The 30-member EU amplifies the US concern with all the resources at their command. For both Russia and the West, the military confrontation is an exercise in market expansion by the acquisition of arms and their massive use. No major international war has broken out since World War II. But more time and money has been spent on predicting wars or manufacturing war hysteria than on making life better for people. The US has splurged trillions of dollars on wars it fought supposedly to protect democracy in Afghanistan and West Asia. In Afghanistan, it retreated shamefully, abandoning sophisticated arms and fighter jets in the hands of those it wanted to eliminate.
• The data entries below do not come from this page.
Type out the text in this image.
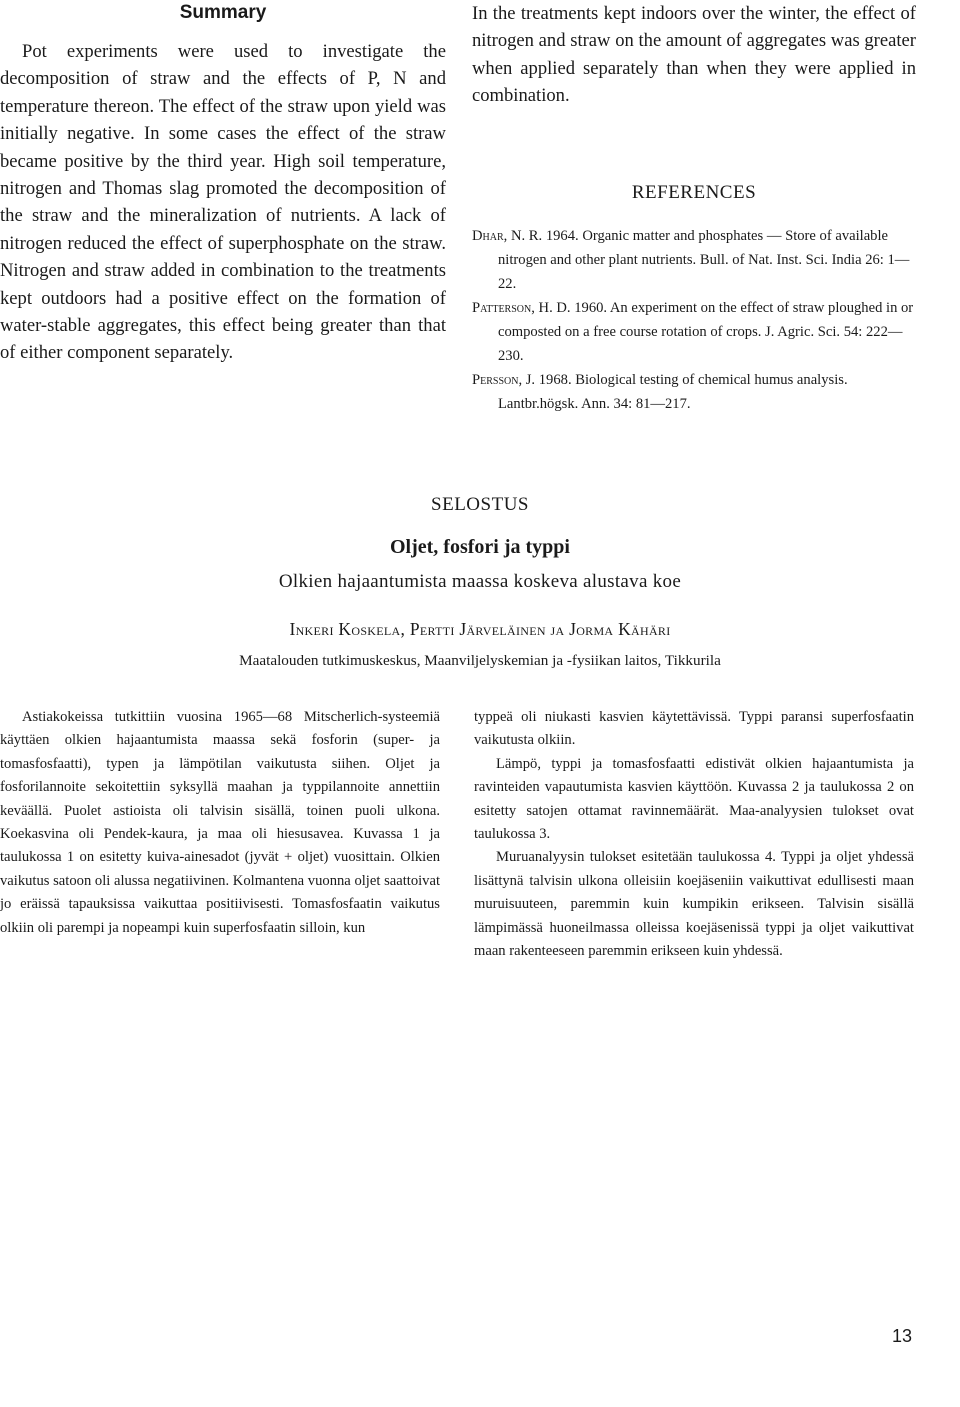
Summary

Pot experiments were used to investigate the decomposition of straw and the effects of P, N and temperature thereon. The effect of the straw upon yield was initially negative. In some cases the effect of the straw became positive by the third year. High soil temperature, nitrogen and Thomas slag promoted the decomposition of the straw and the mineralization of nutrients. A lack of nitrogen reduced the effect of superphosphate on the straw. Nitrogen and straw added in combination to the treatments kept outdoors had a positive effect on the formation of water-stable aggregates, this effect being greater than that of either component separately.

In the treatments kept indoors over the winter, the effect of nitrogen and straw on the amount of aggregates was greater when applied separately than when they were applied in combination.

REFERENCES

Dhar, N. R. 1964. Organic matter and phosphates — Store of available nitrogen and other plant nutrients. Bull. of Nat. Inst. Sci. India 26: 1—22.

Patterson, H. D. 1960. An experiment on the effect of straw ploughed in or composted on a free course rotation of crops. J. Agric. Sci. 54: 222—230.

Persson, J. 1968. Biological testing of chemical humus analysis. Lantbr.högsk. Ann. 34: 81—217.

SELOSTUS
Oljet, fosfori ja typpi
Olkien hajaantumista maassa koskeva alustava koe
Inkeri Koskela, Pertti Järveläinen ja Jorma Kähäri
Maatalouden tutkimuskeskus, Maanviljelyskemian ja -fysiikan laitos, Tikkurila

Astiakokeissa tutkittiin vuosina 1965—68 Mitscherlich-systeemiä käyttäen olkien hajaantumista maassa sekä fosforin (super- ja tomasfosfaatti), typen ja lämpötilan vaikutusta siihen. Oljet ja fosforilannoite sekoitettiin syksyllä maahan ja typpilannoite annettiin keväällä. Puolet astioista oli talvisin sisällä, toinen puoli ulkona. Koekasvina oli Pendek-kaura, ja maa oli hiesusavea. Kuvassa 1 ja taulukossa 1 on esitetty kuiva-ainesadot (jyvät + oljet) vuosittain. Olkien vaikutus satoon oli alussa negatiivinen. Kolmantena vuonna oljet saattoivat jo eräissä tapauksissa vaikuttaa positiivisesti. Tomasfosfaatin vaikutus olkiin oli parempi ja nopeampi kuin superfosfaatin silloin, kun

typpeä oli niukasti kasvien käytettävissä. Typpi paransi superfosfaatin vaikutusta olkiin.

Lämpö, typpi ja tomasfosfaatti edistivät olkien hajaantumista ja ravinteiden vapautumista kasvien käyttöön. Kuvassa 2 ja taulukossa 2 on esitetty satojen ottamat ravinnemäärät. Maa-analyysien tulokset ovat taulukossa 3.

Muruanalyysin tulokset esitetään taulukossa 4. Typpi ja oljet yhdessä lisättynä talvisin ulkona olleisiin koejäseniin vaikuttivat edullisesti maan muruisuuteen, paremmin kuin kumpikin erikseen. Talvisin sisällä lämpimässä huoneilmassa olleissa koejäsenissä typpi ja oljet vaikuttivat maan rakenteeseen paremmin erikseen kuin yhdessä.

13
War and upgrading mass murder is a highly profitable business. Private security companies hire war veterans to fight terrorists and small governments. Sometimes terrorists themselves hire mercenaries as seen in Syria. Researchers name invisible armies created by Private Military and Security Companies (PMSCs). Though the numbers and revenue are shrouded in mystery, private armies are a $200 billion enterprise comprising over 500 small and big entities. For example, over 100,000 private soldiers were drafted by the US in Iraq and Afghanistan. The US spent over $120 billion on hiring PMSCs for operations outside the country in 2011. It seems that expensive arms are delivered to terrorists all over the world when border forces are perhaps drunk, sleeping, or bribed, or all three, at border check posts. War is a business that never sleeps.